Andrea Ritchie, Researcher and Author of No More: Police Violence Against Black Women and Women of Color

“The perceptions of Black girls documented in this report are precisely those that drive high rates of school-based arrests, as well as targeting of Black girls in the context of gang and “broken windows” policing. They are also the perceptions that drive rampant police violence against Black girls— leading police to handcuff girls as young as five like Jaisha Aikins, violently arrest girls as young as 12 like Dymond Milburn on the presumption that they are engaged in prostitution, see a 14 year old in a bikini like Dajerria Becton as a threat who must be pinned to the ground, and casually flip over a chair to drag a 15-year-old Black girl who has just lost her mother out of a classroom during the #AssaultatSpringValleyHigh.”

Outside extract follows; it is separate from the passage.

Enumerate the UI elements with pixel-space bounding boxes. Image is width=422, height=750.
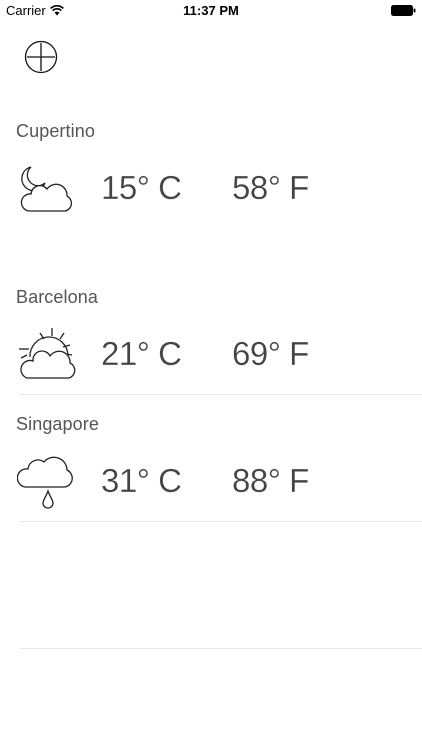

Aimee Meredith Cox, Associate Professor of Anthropology and African American Studies at Yale University and author of Shapeshifters: Black Girls and the Choreography of Citizenship

“Black girls are not allowed to assume the guise of a female fragility in need of protection that is associated with white girl and womanhood. From my own research with and on young Black women, I can say that there is a code of ethics, you could even call it a Black girl code of ethics and care that requires Black girls to demonstrate a level of justice in action and fearless accountability to other people even as they themselves are time and time again deprived of these same things. We need to not only name, but seek and destroy institutional practices and policies built on anti-Blackness and a deep hatred of what is perceived to be femme, female, or outside of a normative masculinity or the performance of an acceptable and legible femininity. It is dangerous to assume Black girls can only refer to girls living in urban centers, cisgender girls, or girls of a certain economic status. The flattening of the category is problematic. However, at the same time, we have to acknowledge that some Black girls are inevitably more vulnerable than others.”